No se movía ni un centímetro, ni siquiera parpadeaba, solo estaba arrodillada allí, y a Ramírez le recordó a lo mismo que veía en la guerra.
Cuando un joven soldado se quedaba paralizado tras un bombardeo, cuando se paralizaban tras ver a su amigo, su camarada, destrozado por el impacto de un mortero… ella estaba exactamente igual que ellos en aquel entonces.
—Sí… ¿y qué aprendimos?
—Héctor miró a Ramírez—.
Que no tenían ni puta idea de para qué se apuntaron, y cuando llegó la realidad, sus emociones tomaron el control… ¿qué cojones es esto?
—Se rio, pues de verdad que no lo entendía.
¿Cómo coño te unes a la mafia sin saber lo que hace una mafia…?
¿Por qué coño te apuntas cuando sabes que tu moralidad va a estar jodiéndote la mente cada vez que veas algo malo?
—Quiero decir… el dinero.
Desde que James subió los salarios, mucha gente quiere unirse, pero ven algo de mierda y se largan, o más bien, quieren hacerse los héroes —Ramírez señaló con el dedo a Maria—.
Pero los héroes no son reales.
En efecto, los héroes no son reales, ni tampoco los villanos, al menos no en el sentido de los cómics.
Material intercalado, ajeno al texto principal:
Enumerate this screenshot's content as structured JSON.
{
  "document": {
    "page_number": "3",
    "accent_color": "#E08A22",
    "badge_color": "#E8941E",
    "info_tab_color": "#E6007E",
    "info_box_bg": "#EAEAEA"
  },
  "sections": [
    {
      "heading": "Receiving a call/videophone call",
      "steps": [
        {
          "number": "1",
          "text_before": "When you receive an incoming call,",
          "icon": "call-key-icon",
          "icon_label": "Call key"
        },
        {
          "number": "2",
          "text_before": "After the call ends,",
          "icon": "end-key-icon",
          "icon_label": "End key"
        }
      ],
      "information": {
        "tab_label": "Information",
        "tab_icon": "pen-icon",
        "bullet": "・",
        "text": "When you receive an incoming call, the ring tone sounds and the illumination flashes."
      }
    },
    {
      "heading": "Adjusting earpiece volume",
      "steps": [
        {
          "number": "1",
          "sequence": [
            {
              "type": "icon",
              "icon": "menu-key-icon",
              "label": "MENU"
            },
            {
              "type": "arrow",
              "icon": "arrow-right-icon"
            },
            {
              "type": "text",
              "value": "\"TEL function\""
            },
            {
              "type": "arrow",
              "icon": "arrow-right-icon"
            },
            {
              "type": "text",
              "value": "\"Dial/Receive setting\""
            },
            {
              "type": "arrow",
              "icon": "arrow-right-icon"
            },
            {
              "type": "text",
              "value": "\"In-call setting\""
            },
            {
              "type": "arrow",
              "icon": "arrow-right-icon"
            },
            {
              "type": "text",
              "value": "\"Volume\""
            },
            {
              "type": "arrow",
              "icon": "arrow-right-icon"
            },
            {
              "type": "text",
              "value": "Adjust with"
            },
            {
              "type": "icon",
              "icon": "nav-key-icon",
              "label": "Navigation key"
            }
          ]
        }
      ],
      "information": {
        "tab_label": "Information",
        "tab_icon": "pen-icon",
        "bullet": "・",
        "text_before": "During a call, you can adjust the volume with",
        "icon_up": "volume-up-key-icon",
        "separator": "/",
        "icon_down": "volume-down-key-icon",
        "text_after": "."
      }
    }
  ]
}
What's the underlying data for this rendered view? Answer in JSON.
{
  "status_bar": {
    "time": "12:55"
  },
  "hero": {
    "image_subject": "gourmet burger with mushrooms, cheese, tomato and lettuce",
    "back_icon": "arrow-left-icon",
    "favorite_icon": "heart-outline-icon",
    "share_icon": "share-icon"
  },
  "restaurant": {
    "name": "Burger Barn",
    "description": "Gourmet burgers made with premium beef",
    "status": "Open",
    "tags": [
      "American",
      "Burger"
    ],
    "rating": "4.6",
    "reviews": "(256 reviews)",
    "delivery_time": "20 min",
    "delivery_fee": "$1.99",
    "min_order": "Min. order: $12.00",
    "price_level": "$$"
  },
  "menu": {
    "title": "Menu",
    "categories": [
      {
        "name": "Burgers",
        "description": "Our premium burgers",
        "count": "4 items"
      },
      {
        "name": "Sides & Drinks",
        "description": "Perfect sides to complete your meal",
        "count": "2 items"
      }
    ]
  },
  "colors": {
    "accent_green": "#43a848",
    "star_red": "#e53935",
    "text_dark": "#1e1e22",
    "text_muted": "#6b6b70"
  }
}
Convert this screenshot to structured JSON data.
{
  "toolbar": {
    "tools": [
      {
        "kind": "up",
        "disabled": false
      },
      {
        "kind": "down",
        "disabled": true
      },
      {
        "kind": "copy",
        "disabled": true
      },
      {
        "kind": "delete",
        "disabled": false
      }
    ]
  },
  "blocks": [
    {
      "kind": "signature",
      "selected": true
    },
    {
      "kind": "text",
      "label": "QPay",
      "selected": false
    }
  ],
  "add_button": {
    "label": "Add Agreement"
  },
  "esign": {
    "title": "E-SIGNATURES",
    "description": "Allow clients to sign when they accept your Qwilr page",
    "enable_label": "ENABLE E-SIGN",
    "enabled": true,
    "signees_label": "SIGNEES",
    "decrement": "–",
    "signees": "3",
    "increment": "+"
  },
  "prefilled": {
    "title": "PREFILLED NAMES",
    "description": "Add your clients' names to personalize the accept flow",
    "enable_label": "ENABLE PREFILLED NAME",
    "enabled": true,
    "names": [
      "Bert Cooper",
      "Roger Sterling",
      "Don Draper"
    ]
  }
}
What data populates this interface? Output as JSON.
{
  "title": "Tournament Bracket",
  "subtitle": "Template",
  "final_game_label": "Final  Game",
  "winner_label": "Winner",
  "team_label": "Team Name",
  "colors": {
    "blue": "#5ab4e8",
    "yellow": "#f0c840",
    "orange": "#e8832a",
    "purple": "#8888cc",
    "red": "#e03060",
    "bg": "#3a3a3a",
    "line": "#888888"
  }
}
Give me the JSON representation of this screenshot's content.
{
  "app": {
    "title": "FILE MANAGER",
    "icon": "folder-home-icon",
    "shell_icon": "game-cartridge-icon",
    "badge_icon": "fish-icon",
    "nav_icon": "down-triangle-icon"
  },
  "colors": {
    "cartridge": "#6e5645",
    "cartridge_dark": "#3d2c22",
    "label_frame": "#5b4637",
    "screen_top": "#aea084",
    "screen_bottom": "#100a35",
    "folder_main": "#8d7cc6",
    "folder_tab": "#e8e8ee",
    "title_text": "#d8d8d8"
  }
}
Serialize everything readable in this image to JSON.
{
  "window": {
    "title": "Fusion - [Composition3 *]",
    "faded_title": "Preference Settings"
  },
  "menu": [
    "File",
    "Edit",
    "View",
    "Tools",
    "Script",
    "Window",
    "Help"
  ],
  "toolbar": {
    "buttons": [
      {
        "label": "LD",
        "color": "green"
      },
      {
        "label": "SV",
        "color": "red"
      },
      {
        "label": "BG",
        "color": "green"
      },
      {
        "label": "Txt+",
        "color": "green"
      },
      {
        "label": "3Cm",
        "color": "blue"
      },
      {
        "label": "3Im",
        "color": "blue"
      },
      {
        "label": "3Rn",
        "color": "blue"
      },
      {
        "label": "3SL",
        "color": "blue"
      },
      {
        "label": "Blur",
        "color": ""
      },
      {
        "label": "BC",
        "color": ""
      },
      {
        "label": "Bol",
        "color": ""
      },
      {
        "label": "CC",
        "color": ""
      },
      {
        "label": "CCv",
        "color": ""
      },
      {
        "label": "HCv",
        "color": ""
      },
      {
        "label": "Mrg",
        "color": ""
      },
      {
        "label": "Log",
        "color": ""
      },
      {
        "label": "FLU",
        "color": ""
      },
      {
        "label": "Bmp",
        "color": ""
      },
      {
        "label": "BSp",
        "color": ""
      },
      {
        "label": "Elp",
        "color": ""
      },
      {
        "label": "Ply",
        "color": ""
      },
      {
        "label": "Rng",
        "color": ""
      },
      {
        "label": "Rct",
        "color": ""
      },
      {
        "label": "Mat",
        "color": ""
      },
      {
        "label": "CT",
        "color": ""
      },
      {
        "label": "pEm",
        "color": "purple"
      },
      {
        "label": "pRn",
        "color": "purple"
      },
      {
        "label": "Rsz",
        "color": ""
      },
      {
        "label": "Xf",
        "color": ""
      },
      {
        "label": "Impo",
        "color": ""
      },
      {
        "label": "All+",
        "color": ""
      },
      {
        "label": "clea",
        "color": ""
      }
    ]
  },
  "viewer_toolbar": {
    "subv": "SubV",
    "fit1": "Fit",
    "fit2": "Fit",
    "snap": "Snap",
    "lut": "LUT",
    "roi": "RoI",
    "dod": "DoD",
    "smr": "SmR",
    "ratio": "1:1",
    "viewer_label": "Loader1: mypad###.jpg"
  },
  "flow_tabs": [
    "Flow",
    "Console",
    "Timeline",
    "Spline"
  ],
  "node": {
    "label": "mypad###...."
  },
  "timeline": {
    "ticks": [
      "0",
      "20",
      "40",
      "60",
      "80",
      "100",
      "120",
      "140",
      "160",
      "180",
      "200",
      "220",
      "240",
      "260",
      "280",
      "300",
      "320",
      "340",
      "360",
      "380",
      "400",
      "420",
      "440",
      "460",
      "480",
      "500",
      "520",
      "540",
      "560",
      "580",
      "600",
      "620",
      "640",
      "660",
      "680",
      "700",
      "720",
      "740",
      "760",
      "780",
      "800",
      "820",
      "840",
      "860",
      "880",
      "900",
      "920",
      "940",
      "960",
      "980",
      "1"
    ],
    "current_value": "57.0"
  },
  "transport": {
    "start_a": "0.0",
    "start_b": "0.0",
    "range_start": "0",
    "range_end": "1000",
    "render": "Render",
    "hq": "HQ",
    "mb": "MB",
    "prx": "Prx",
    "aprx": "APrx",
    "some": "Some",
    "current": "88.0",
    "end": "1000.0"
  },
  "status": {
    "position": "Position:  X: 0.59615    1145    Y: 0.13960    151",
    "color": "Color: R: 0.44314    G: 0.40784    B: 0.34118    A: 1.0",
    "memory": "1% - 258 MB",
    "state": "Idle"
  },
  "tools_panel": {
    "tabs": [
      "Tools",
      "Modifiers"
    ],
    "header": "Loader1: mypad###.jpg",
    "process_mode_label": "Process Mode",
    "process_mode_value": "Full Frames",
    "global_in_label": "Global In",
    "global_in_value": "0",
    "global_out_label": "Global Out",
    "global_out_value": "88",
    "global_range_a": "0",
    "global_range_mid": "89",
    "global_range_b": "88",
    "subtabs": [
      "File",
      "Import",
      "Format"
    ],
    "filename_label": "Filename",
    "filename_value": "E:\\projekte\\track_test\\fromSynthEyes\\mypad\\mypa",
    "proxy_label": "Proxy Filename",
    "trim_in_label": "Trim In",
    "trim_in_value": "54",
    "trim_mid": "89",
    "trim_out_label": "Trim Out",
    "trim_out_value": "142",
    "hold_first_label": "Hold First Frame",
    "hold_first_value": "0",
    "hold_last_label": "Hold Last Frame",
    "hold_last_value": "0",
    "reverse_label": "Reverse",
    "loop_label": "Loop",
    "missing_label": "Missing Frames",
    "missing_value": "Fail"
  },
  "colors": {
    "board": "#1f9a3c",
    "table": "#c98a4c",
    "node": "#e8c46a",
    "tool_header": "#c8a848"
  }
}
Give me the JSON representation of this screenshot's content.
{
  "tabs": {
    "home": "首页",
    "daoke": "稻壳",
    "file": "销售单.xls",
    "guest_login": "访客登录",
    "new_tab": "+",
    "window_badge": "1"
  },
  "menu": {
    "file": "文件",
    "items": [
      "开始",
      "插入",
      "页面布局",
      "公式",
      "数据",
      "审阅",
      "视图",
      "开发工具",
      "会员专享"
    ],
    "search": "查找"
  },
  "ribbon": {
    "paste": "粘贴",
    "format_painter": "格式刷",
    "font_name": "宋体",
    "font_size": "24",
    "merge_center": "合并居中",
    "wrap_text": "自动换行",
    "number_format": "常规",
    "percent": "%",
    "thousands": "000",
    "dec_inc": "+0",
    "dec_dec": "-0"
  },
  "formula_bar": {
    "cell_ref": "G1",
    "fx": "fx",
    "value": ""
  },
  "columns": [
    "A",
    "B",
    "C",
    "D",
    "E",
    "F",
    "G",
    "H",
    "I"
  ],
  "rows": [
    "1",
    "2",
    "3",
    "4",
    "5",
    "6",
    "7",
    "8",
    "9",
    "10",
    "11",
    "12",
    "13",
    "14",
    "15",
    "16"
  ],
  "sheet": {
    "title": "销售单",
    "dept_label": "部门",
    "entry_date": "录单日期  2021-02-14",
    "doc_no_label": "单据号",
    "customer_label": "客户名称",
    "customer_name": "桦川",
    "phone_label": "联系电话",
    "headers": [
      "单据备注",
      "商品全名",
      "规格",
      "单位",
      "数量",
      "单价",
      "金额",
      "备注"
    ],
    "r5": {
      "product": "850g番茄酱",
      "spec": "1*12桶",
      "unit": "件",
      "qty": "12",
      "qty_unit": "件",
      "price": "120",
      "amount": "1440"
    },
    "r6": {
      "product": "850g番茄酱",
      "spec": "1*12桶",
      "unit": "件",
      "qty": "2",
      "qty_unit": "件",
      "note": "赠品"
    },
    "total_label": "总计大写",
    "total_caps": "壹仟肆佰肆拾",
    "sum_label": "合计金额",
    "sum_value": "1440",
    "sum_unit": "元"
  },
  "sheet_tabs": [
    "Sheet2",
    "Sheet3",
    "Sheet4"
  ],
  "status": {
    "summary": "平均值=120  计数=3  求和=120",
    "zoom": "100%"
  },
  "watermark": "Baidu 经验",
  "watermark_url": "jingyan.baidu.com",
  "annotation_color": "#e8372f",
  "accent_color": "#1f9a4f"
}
No tienen superpoderes ni nada por el estilo, aunque sí hay héroes y villanos en el mundo, y ahora eso era lo que estaba ocurriendo.
Pensaron que podían ser los héroes que derribarían al gran villano llamado James Bellini…, pero no tardaron en aprender que él está en un nivel que no puede ser derrotado por gente corriente, por los autoproclamados héroes que se mueven por sus emociones pero que no saben una mierda del mundo real.
Simplemente viven en su propia burbuja, en su propio sistema, y eso también está jodido.
Su propia voluntad de cambiar algo habría causado mucho más caos del que podrían haber imaginado, y no se trataba de James o sus planes, sino de la gente de la familia.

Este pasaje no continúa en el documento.